BOB GRAY: Outta this place
Housatonic — On a Saturday in November, 1965, three of us were at Freddie’s house laying over on a trip to Staten Island for a football game. We hung out, drinking beer, talking trash, killing time, winding up tight before we tripped over to the Fore and Aft bar, a college hangout.
The joint was already jammed and rockin’. And moments after we got in, dozens of girls from a nursing school up the street flooded the place. You wanna dance? Just ask.
But a lot of kids didn’t bother with partners, but primed by liquor, or by something more exotic or edgy,they whirled, wiggled, and even writhed on the floor as if they were possessed, driven by the devilish spirit of the thumping, power-chorded, heavy, baseline music. Dancing without inhibition. Dancing without rhythm.

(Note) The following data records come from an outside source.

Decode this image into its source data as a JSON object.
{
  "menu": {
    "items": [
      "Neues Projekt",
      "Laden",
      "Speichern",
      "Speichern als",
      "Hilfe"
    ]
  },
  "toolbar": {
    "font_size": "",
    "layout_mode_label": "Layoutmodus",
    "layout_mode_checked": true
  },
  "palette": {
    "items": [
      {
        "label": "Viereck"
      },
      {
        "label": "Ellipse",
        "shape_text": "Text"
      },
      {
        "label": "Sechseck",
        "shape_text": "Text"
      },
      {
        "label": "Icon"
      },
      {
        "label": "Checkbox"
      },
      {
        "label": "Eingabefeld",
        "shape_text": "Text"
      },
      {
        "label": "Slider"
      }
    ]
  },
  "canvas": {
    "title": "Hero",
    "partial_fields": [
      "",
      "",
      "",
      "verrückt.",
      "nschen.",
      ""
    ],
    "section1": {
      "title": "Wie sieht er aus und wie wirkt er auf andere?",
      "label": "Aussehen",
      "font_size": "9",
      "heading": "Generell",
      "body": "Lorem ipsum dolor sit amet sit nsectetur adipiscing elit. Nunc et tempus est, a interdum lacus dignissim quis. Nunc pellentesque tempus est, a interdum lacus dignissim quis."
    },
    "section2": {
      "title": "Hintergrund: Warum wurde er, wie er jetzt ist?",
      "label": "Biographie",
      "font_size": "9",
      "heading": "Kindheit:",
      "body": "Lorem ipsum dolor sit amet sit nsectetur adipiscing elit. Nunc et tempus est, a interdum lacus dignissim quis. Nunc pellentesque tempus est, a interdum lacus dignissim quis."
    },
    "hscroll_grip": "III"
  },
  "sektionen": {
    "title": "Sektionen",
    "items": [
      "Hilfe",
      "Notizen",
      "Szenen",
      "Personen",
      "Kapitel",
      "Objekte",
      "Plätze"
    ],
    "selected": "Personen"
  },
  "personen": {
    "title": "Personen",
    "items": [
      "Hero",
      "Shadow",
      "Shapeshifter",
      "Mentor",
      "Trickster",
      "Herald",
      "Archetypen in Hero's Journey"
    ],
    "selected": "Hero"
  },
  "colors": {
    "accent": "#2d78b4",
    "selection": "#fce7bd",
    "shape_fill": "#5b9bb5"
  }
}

Dancing because we could.
A couple of songs before last call, the band banged out a Sixties’ anthem: The Animals’ “We Gotta Get Out of This Place.” Everyone in the bar shouted the refrain:
We gotta get outta of this place,
If it’s the last thing we ever do,
The war was just cranking up, but we were still three deferments from reality.
Swift time had fogged our memories of assassinations and riots.
Being grown up, mortgages, kids, the corner cubicle or the corner office weren’t yet on the map.
Mortality and whether you had a soul or not and to where and how it might journey to its terminus were fodder for earnest debate in dorm rooms hazy with Middleton’s Cherry Blend tobacco puffed from our self-conscious pipes,
There was no harm at the Fore and Aft.
Knowing what I know, what many of us of a certain age might know and realize now, getting out of that place might have been the last thing we’d have wanted to do.